12 de septiembre de 2010

Idus de Septiembre IV

Hace horas que el televisor repite las mismas imágenes. Hace horas que el televisor repite las mismas frases, las mismas canciones, los mismos rostros endurecidos. Hace horas que el televisor no calla.
En las imágenes aparecen mujeres llorando a grito abierto, hombres con la mirada disuelta en un horizonte cubierto de polvo. En las imágenes que el televisor transmite J mira el dolor ajeno y se siente pusilánime, se siente más solo que la misma campanada de la una.
Tirado en el sofá ha mirado el televisor durante todo el día. No ha hecho otra cosa más allá de mirar esas imágenes terribles que lo estremecen hasta los dientes. La juventud o la inocencia del alba se le han ido por los ojos, piensa, y no hay vuelta atrás.
De pronto mira, a lo lejos, un horizonte gris y recuerda los días en que todo le parecía prometedor, casi luminiscente. Esos días en los que lo único importante era vestir jeans y gafas oscuras. Los días en que lo importante era saber si se tenía edad para conducir y entonces volverse popular.
J mira el televisor y recuerda esa mañana de septiembre. Mira y recuerda estar en clase de estadística. Recuerda una clase tan densa como todas en las que suele haber números y conceptos abstractos. Eran las nueve de la mañana y tenía hambre. Salió tarde de casa y apenas saboreó un poco de pan y café. Con el hambre lastimando su estómago sólo atendía nada a su angustia alimenticia. Además, a J le parecía de mal gusto el dictado del profesor a esas alturas universitarias. Recordaba, por ello, un incierto olor a pinta labios, a barniz, a alcohol rancio. Recordaba con odio el dictado de las primeras lecciones del Quijote que una profesora de primaria pensaba le haría bien transcribir en su libreta de estudiante de primeras letras. Desde entonces odió la obra cervantina y no es capaz de leerla sin sentir recelo hacia aquellos años infantiles.
En eso estaba cuando A entró al salón de clases interrumpiendo la voz chillona que dictaba la lección. Su rostro reflejaba angustia. 
J creció como muchos de sus vecinos a la sombra de las películas de Hollywood. El Hollywood de la era Reagan, es decir, del libre mercado.

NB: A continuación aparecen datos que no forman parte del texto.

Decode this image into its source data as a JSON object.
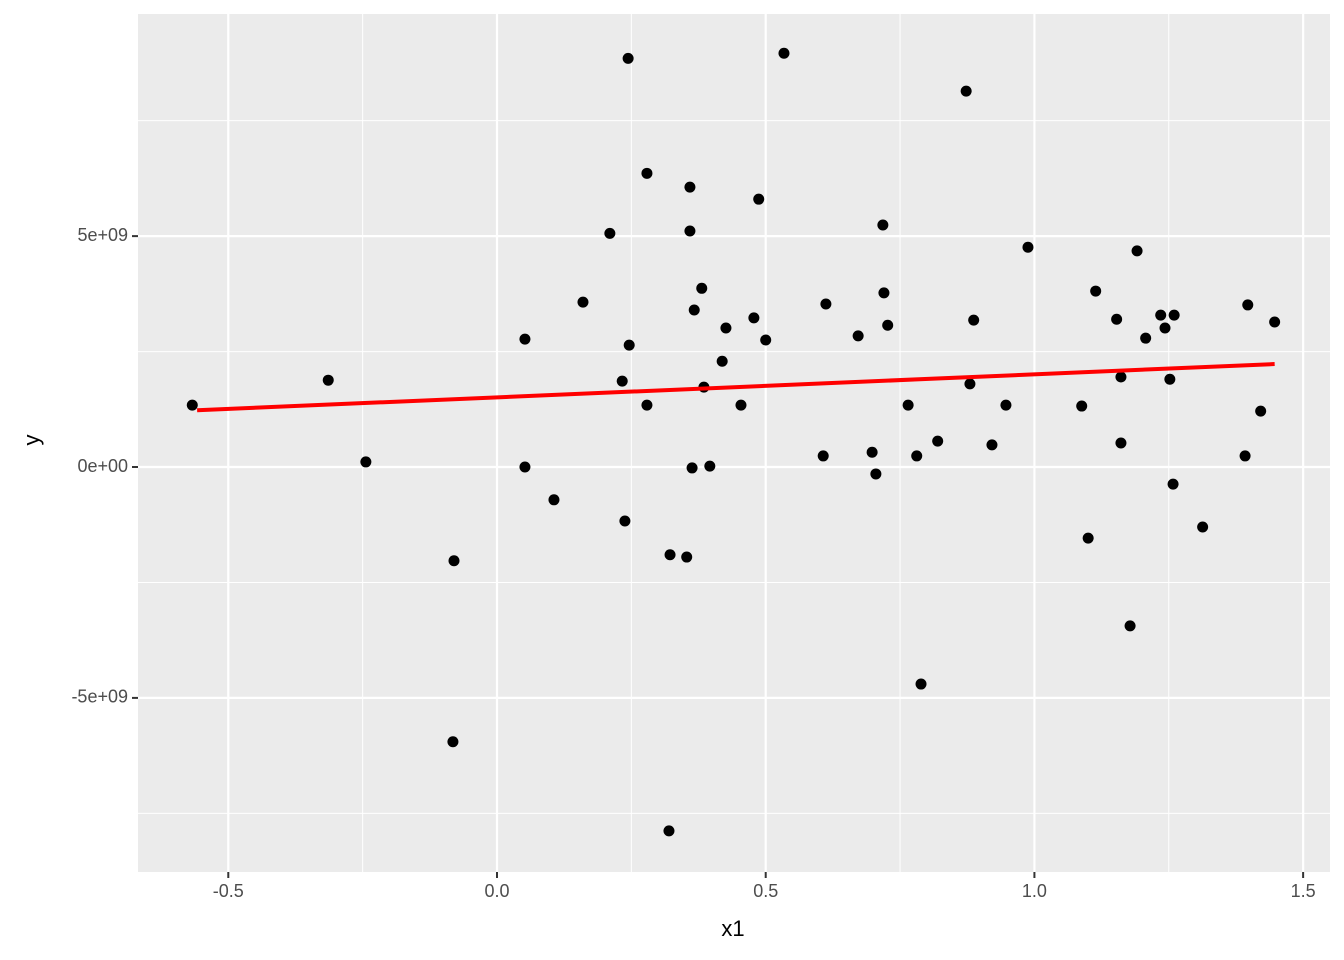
{
  "chart_data": {
    "type": "scatter",
    "x_label": "x1",
    "y_label": "y",
    "xlim": [
      -0.668,
      1.55
    ],
    "ylim": [
      -8770000000.0,
      9810000000.0
    ],
    "xticks": [
      -0.5,
      {
        "value": 0,
        "label": "0.0"
      },
      0.5,
      {
        "value": 1,
        "label": "1.0"
      },
      1.5
    ],
    "yticks": [
      {
        "value": -5000000000.0,
        "label": "-5e+09"
      },
      {
        "value": 0,
        "label": "0e+00"
      },
      {
        "value": 5000000000.0,
        "label": "5e+09"
      }
    ],
    "minor_xticks": [
      -0.25,
      0.25,
      0.75,
      1.25
    ],
    "minor_yticks": [
      -7500000000.0,
      -2500000000.0,
      2500000000.0,
      7500000000.0
    ],
    "grid": true,
    "series": [
      {
        "type": "scatter",
        "color": "#000000",
        "x": [
          -0.567,
          -0.314,
          -0.244,
          -0.08,
          -0.082,
          0.052,
          0.052,
          0.106,
          0.16,
          0.21,
          0.233,
          0.238,
          0.244,
          0.246,
          0.279,
          0.279,
          0.322,
          0.32,
          0.353,
          0.359,
          0.359,
          0.363,
          0.367,
          0.381,
          0.385,
          0.396,
          0.419,
          0.426,
          0.454,
          0.478,
          0.487,
          0.5,
          0.534,
          0.607,
          0.612,
          0.672,
          0.698,
          0.705,
          0.718,
          0.72,
          0.727,
          0.765,
          0.781,
          0.789,
          0.82,
          0.873,
          0.88,
          0.887,
          0.921,
          0.947,
          0.988,
          1.088,
          1.1,
          1.114,
          1.153,
          1.161,
          1.161,
          1.178,
          1.191,
          1.207,
          1.235,
          1.243,
          1.252,
          1.258,
          1.26,
          1.313,
          1.392,
          1.397,
          1.421,
          1.447
        ],
        "values": [
          1340000000.0,
          1880000000.0,
          110000000.0,
          -2030000000.0,
          -5950000000.0,
          2770000000.0,
          0.0,
          -710000000.0,
          3570000000.0,
          5060000000.0,
          1860000000.0,
          -1170000000.0,
          8850000000.0,
          2640000000.0,
          6360000000.0,
          1340000000.0,
          -1900000000.0,
          -7880000000.0,
          -1950000000.0,
          5110000000.0,
          6060000000.0,
          -20000000.0,
          3400000000.0,
          3870000000.0,
          1730000000.0,
          20000000.0,
          2290000000.0,
          3010000000.0,
          1340000000.0,
          3230000000.0,
          5800000000.0,
          2750000000.0,
          8960000000.0,
          240000000.0,
          3530000000.0,
          2840000000.0,
          320000000.0,
          -150000000.0,
          5240000000.0,
          3770000000.0,
          3070000000.0,
          1340000000.0,
          240000000.0,
          -4700000000.0,
          560000000.0,
          8140000000.0,
          1800000000.0,
          3180000000.0,
          480000000.0,
          1340000000.0,
          4760000000.0,
          1320000000.0,
          -1540000000.0,
          3810000000.0,
          3200000000.0,
          1950000000.0,
          520000000.0,
          -3440000000.0,
          4680000000.0,
          2790000000.0,
          3290000000.0,
          3010000000.0,
          1900000000.0,
          -370000000.0,
          3290000000.0,
          -1300000000.0,
          240000000.0,
          3510000000.0,
          1210000000.0,
          3140000000.0
        ]
      },
      {
        "type": "line",
        "color": "#ff0000",
        "x": [
          -0.558,
          1.447
        ],
        "values": [
          1230000000.0,
          2230000000.0
        ]
      }
    ]
  }
}
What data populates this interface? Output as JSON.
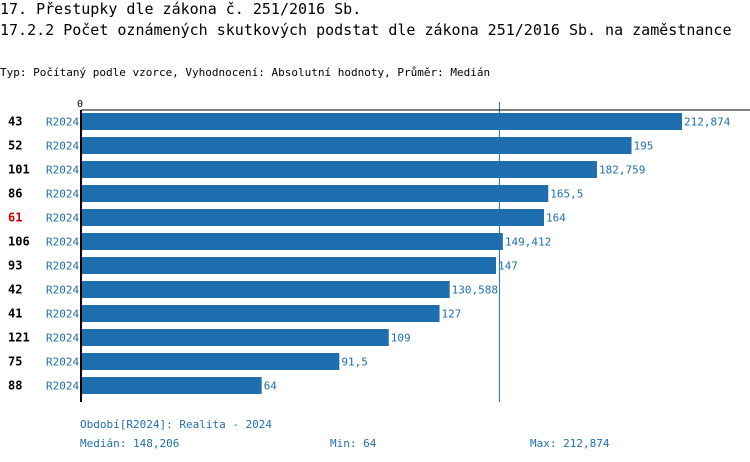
{
  "header": {
    "title": "17. Přestupky dle zákona č. 251/2016 Sb.",
    "subtitle": "17.2.2 Počet oznámených skutkových podstat dle zákona 251/2016 Sb. na zaměstnance",
    "meta": "Typ: Počítaný podle vzorce, Vyhodnocení: Absolutní hodnoty, Průměr: Medián"
  },
  "colors": {
    "bar": "#1f6fb0",
    "label": "#1f6fb0",
    "highlight_id": "#cc0000",
    "axis": "#000000",
    "median_line": "#1f6fb0"
  },
  "chart_data": {
    "type": "bar",
    "orientation": "horizontal",
    "xlim": [
      0,
      212.874
    ],
    "x_tick_label": "0",
    "median": 148.206,
    "highlight": "61",
    "rows": [
      {
        "id": "43",
        "period": "R2024",
        "value": 212.874,
        "label": "212,874"
      },
      {
        "id": "52",
        "period": "R2024",
        "value": 195,
        "label": "195"
      },
      {
        "id": "101",
        "period": "R2024",
        "value": 182.759,
        "label": "182,759"
      },
      {
        "id": "86",
        "period": "R2024",
        "value": 165.5,
        "label": "165,5"
      },
      {
        "id": "61",
        "period": "R2024",
        "value": 164,
        "label": "164"
      },
      {
        "id": "106",
        "period": "R2024",
        "value": 149.412,
        "label": "149,412"
      },
      {
        "id": "93",
        "period": "R2024",
        "value": 147,
        "label": "147"
      },
      {
        "id": "42",
        "period": "R2024",
        "value": 130.588,
        "label": "130,588"
      },
      {
        "id": "41",
        "period": "R2024",
        "value": 127,
        "label": "127"
      },
      {
        "id": "121",
        "period": "R2024",
        "value": 109,
        "label": "109"
      },
      {
        "id": "75",
        "period": "R2024",
        "value": 91.5,
        "label": "91,5"
      },
      {
        "id": "88",
        "period": "R2024",
        "value": 64,
        "label": "64"
      }
    ]
  },
  "footer": {
    "period_note": "Období[R2024]: Realita - 2024",
    "median_text": "Medián: 148,206",
    "min_text": "Min: 64",
    "max_text": "Max: 212,874"
  }
}
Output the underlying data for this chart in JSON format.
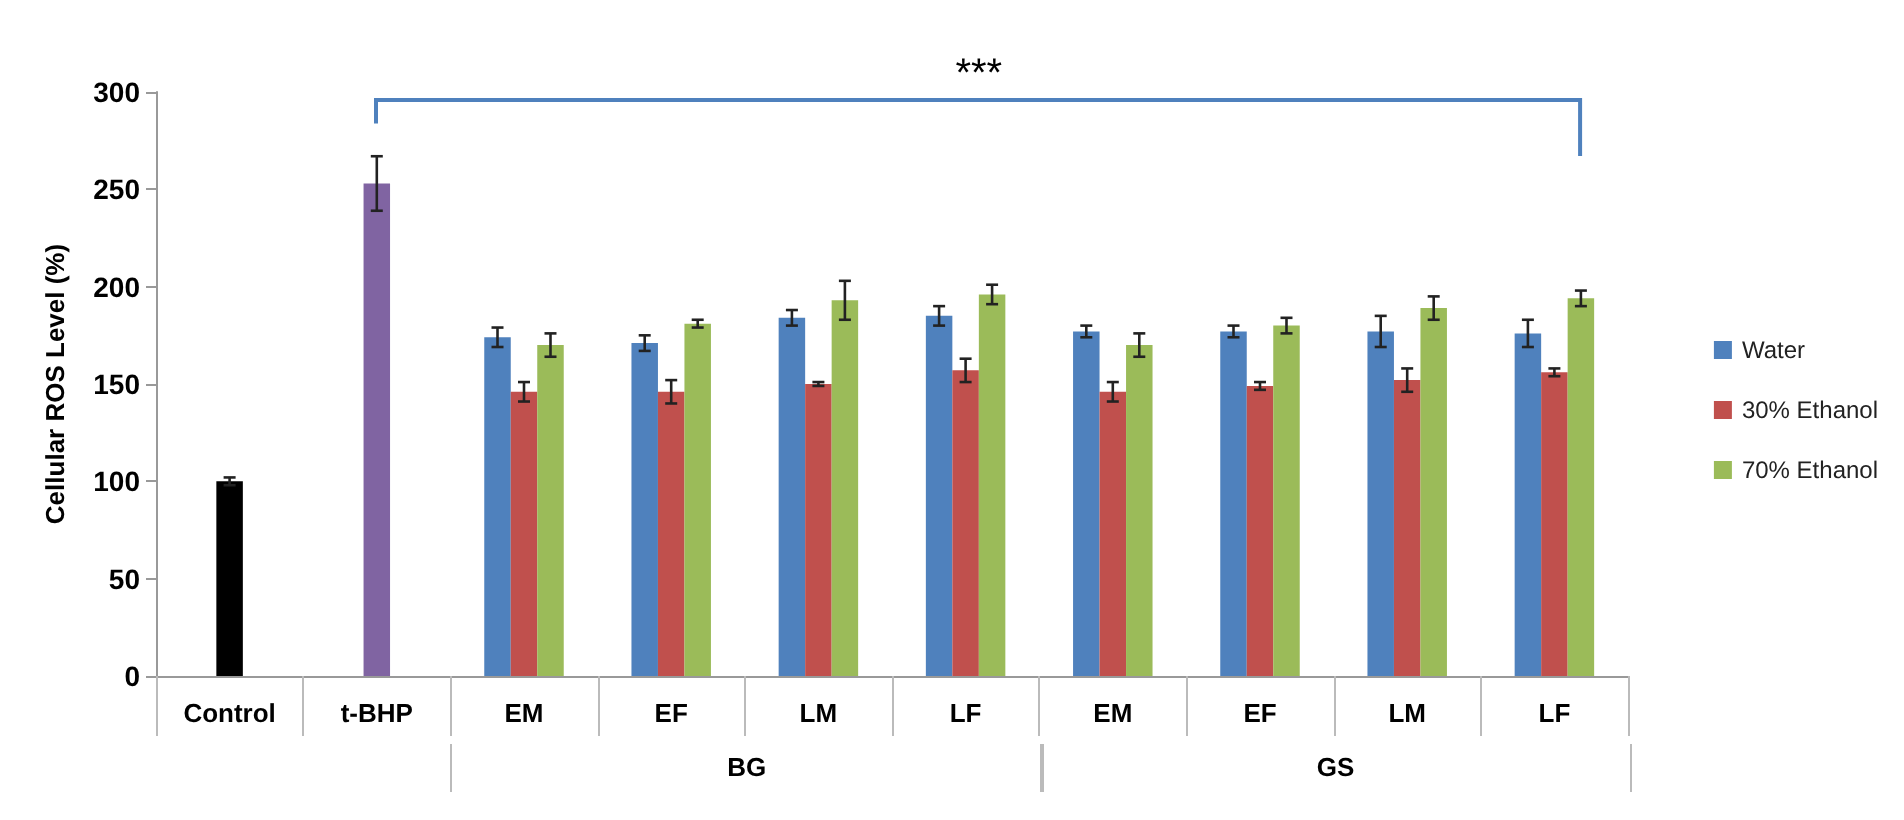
{
  "chart_data": {
    "type": "bar",
    "ylabel": "Cellular ROS Level (%)",
    "categories": [
      "Control",
      "t-BHP",
      "EM",
      "EF",
      "LM",
      "LF",
      "EM",
      "EF",
      "LM",
      "LF"
    ],
    "series": [
      {
        "colors": [
          "#000000",
          "#8064a2",
          null,
          null,
          null,
          null,
          null,
          null,
          null,
          null
        ],
        "values": [
          100,
          253,
          null,
          null,
          null,
          null,
          null,
          null,
          null,
          null
        ],
        "errors": [
          2,
          14,
          null,
          null,
          null,
          null,
          null,
          null,
          null,
          null
        ]
      },
      {
        "name": "Water",
        "color": "#4f81bd",
        "values": [
          null,
          null,
          174,
          171,
          184,
          185,
          177,
          177,
          177,
          176
        ],
        "errors": [
          null,
          null,
          5,
          4,
          4,
          5,
          3,
          3,
          8,
          7
        ]
      },
      {
        "name": "30% Ethanol",
        "color": "#c0504d",
        "values": [
          null,
          null,
          146,
          146,
          150,
          157,
          146,
          149,
          152,
          156
        ],
        "errors": [
          null,
          null,
          5,
          6,
          1,
          6,
          5,
          2,
          6,
          2
        ]
      },
      {
        "name": "70% Ethanol",
        "color": "#9bbb59",
        "values": [
          null,
          null,
          170,
          181,
          193,
          196,
          170,
          180,
          189,
          194
        ],
        "errors": [
          null,
          null,
          6,
          2,
          10,
          5,
          6,
          4,
          6,
          4
        ]
      }
    ],
    "annotations": [
      "***",
      "BG",
      "GS"
    ],
    "ylim": [
      0,
      300
    ],
    "yticks": [
      0,
      50,
      100,
      150,
      200,
      250,
      300
    ],
    "grid": false,
    "legend": "right"
  }
}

Esa generación, recuerda, creció a la sombra de Michael Jackson, Madonna, U2 y creyó como muchos otros, en el American Way of Life: los Estados Unidos eran el gigante inamovible a vencer.
Pero aquella mañana de septiembre A entró al salón de clases y derrumbó la fe de toda una generación. Al principio nadie creyó en las angulosas palabras de A. Luego temieron por la suerte de unos edificios ubicados en la zona rosa de la ciudad. A negaba una y otra vez los comentarios. A insistía en que el peligro estaba en otra parte del mundo cuando, en verdad, el peligro era esa incertidumbre que se alojaba en nuestros corazones y que jamás nos abandonaría.
Todos siguieron a A hasta llegar a la improvisada cafetería de aquella Universidad incipiente. Ese era el único sitio que poseía un televisor. Era una cafetería polvosa y decadente. Al ver las imágenes de la torre humeante la multitud se estremeció. Habían herido al gigante.
Pasadas las horas llegaron incertidumbre y angustia. Las crónicas del derrumbamiento de ambas Torres, el ataque al Pentágono, el otro avión, los reportes de terror, pasaron a formar parte del imaginario universal. Luego el miedo: el antrax y las medidas aeroportuarias, la invasión al medio oriente y los atentados de Madrid y Londres.
Desde hace horas el televisor transmite las imágenes del atentado una y otra vez. Los comentaristas dicen las mismas conjeturas apologéticas de cada año y los canales de noticias no cesan de hablar de lo sucedido aquella mañana de septiembre. Hace varias horas que J recuerda lo absurdo de su reacción ante la noticia y reflexiona sobre ello: a partir de esa mañana nada fue igual para él ni para nadie en el mundo. La esperanza, la fe, si en verdad alguna vez la hubo, se perdió de sus manos para siempre. El terrorífico símbolo que su generación necesitaba se había hecho presente.